Born in 1929, Hall was a New Orleans native. Her father was a civil rights lawyer, and she grew up spending time in the courthouses. “My father taught me to be a revolutionary,” she told the Times-Picayune/New Orleans Advocate’s Susan Larson last year, “so I always had a sense of carrying on the family tradition.”
In 1984, Hall found herself in another courthouse in Louisiana, conducting research for a book project, when she stumbled across something extraordinary: a book that held records of hundreds of enslaved people. It was written by 18th-century notaries, who had filled it with extensive details that brought each individual to life on the page.
“I was astounded at how much information there was in the records,” she told the New York Times’ David Firestone in 2000. “In the English colonies, there was almost no information like this. The French just seemed more interested in the origins of people, who they were and where they came from. Maybe it’s because they had a much longer history of slave trading posts in Africa.”

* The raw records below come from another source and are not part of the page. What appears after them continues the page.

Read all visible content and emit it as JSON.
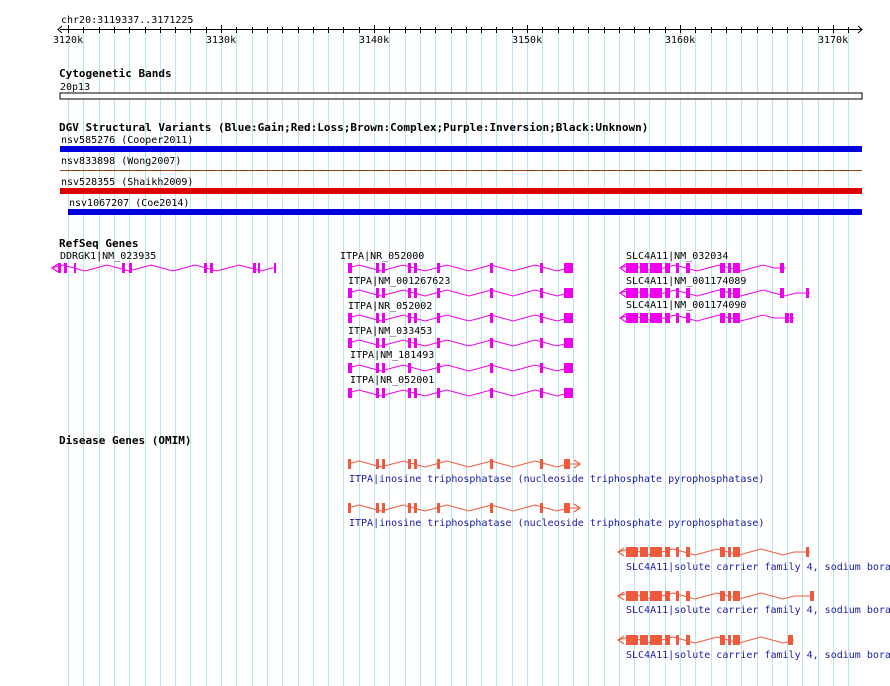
{
  "locus": "chr20:3119337..3171225",
  "ruler": {
    "ticks": [
      {
        "pos": 3120000,
        "label": "3120k"
      },
      {
        "pos": 3130000,
        "label": "3130k"
      },
      {
        "pos": 3140000,
        "label": "3140k"
      },
      {
        "pos": 3150000,
        "label": "3150k"
      },
      {
        "pos": 3160000,
        "label": "3160k"
      },
      {
        "pos": 3170000,
        "label": "3170k"
      }
    ]
  },
  "tracks": {
    "cytoband": {
      "title": "Cytogenetic Bands",
      "band": "20p13"
    },
    "dgv": {
      "title": "DGV Structural Variants (Blue:Gain;Red:Loss;Brown:Complex;Purple:Inversion;Black:Unknown)",
      "variants": [
        {
          "label": "nsv585276 (Cooper2011)",
          "type": "gain",
          "color": "#0000dd"
        },
        {
          "label": "nsv833898 (Wong2007)",
          "type": "complex",
          "color": "#8b4513"
        },
        {
          "label": "nsv528355 (Shaikh2009)",
          "type": "loss",
          "color": "#dd0000"
        },
        {
          "label": "nsv1067207 (Coe2014)",
          "type": "gain",
          "color": "#0000dd"
        }
      ]
    },
    "refseq": {
      "title": "RefSeq Genes",
      "color": "#ee00ee",
      "genes": [
        {
          "label": "DDRGK1|NM_023935"
        },
        {
          "label": "ITPA|NR_052000"
        },
        {
          "label": "ITPA|NM_001267623"
        },
        {
          "label": "ITPA|NR_052002"
        },
        {
          "label": "ITPA|NM_033453"
        },
        {
          "label": "ITPA|NM_181493"
        },
        {
          "label": "ITPA|NR_052001"
        },
        {
          "label": "SLC4A11|NM_032034"
        },
        {
          "label": "SLC4A11|NM_001174089"
        },
        {
          "label": "SLC4A11|NM_001174090"
        }
      ]
    },
    "omim": {
      "title": "Disease Genes (OMIM)",
      "color": "#f05a3c",
      "genes": [
        {
          "label": "ITPA|inosine triphosphatase (nucleoside triphosphate pyrophosphatase)"
        },
        {
          "label": "ITPA|inosine triphosphatase (nucleoside triphosphate pyrophosphatase)"
        },
        {
          "label": "SLC4A11|solute carrier family 4, sodium bora"
        },
        {
          "label": "SLC4A11|solute carrier family 4, sodium bora"
        },
        {
          "label": "SLC4A11|solute carrier family 4, sodium bora"
        }
      ]
    }
  }
}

After that day, Hall wondered what other records were waiting to be discovered. She acquired five research assistants; she traveled to France and Spain, where even more records of slavery in Louisiana were recoverable. The team eventually created a database of more than 100,000 names. In 1992, Hall also published Africans in Colonial Louisiana: The Development of Afro-Creole Culture in the 18th Century, a book based on her team’s findings.
In recent years, other researchers have incorporated her data into even larger collections of records. “Some day,” she told the Times, “people will be asking this database questions that I can’t even imagine right now.”